The Rules They Made for Themselves
I keep being surprised by how close these worlds are to each other. Not geographically—I know they’re right there—but in the sense that you can walk out of any ordinary street in the Ruhr and be a few meters from a system of law and punishment that has nothing to do with the one printed in the German constitution. Extended Arab families with their own internal courts, their own enforcement, their own economy. You hear about it in the news, you watch 4 Blocks on your laptop, and then the WDR documentary crew goes in and films it and you have to confront the fact that it’s not a prestige-TV construction.
The documentary follows police in North Rhine-Westphalia during their zero-tolerance campaign against clan-based organized crime. The reporters embed with investigators and also, remarkably, get access to the families themselves—close enough to get something real. You watch detectives photograph storefronts at 2am. You watch family patriarchs discuss the state with the kind of contempt that comes from decades of mutual disregard. The parallel justice structure—disputes settled internally, debts collected without courts—is described with a matter-of-factness that’s more unsettling than any dramatic reconstruction. The Bushido affair, in which a famous German rapper’s public rupture with his clan-connected former business manager became front-page news, made all of this tabloid. 4 Blocks made it prestige. This makes it specific and local and therefore harder to put back in a box.
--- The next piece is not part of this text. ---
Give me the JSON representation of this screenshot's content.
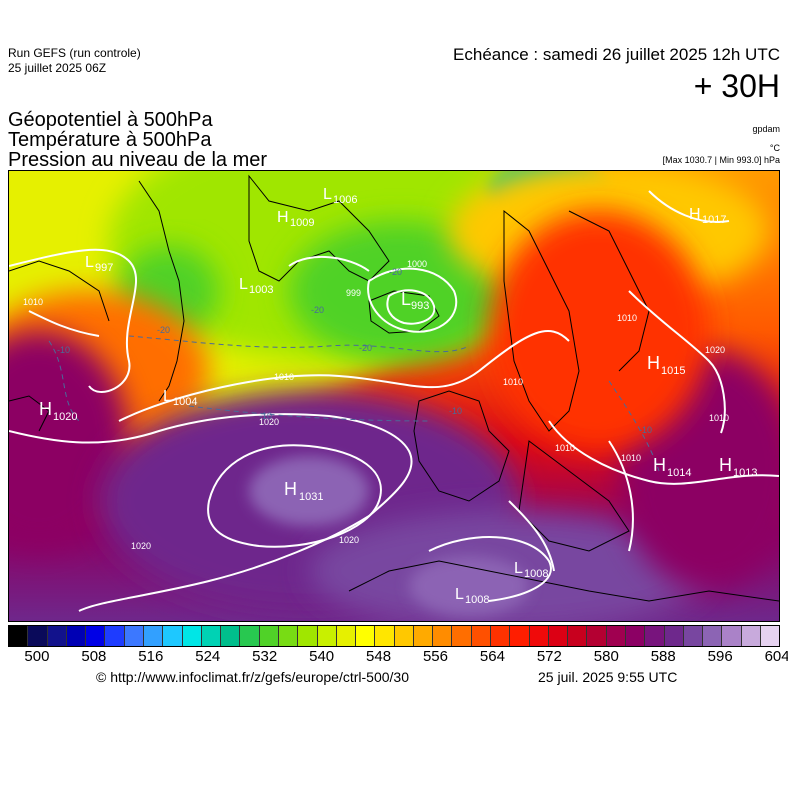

The harder question the film circles without resolving is whether the new hardline policing is effective enforcement or just putting an entire community under presumptive suspicion for the crimes of a fraction of it. I don’t think the documentary is obligated to answer that. What it does is make the scale concrete in a way that a news segment can’t sustain. The parallel justice—the idea of a community that doesn’t trust the state building something to replace it—is the part I can’t stop thinking about. Not because it’s foreign to me, but because the logic of it is completely legible.
The one thing it’ll definitely fix: anyone performing the criminal aesthetic they absorbed from YouTube, cosplaying a toughness that is entirely theoretical—watch this and see how the fantasy lands when it’s actual people’s actual lives.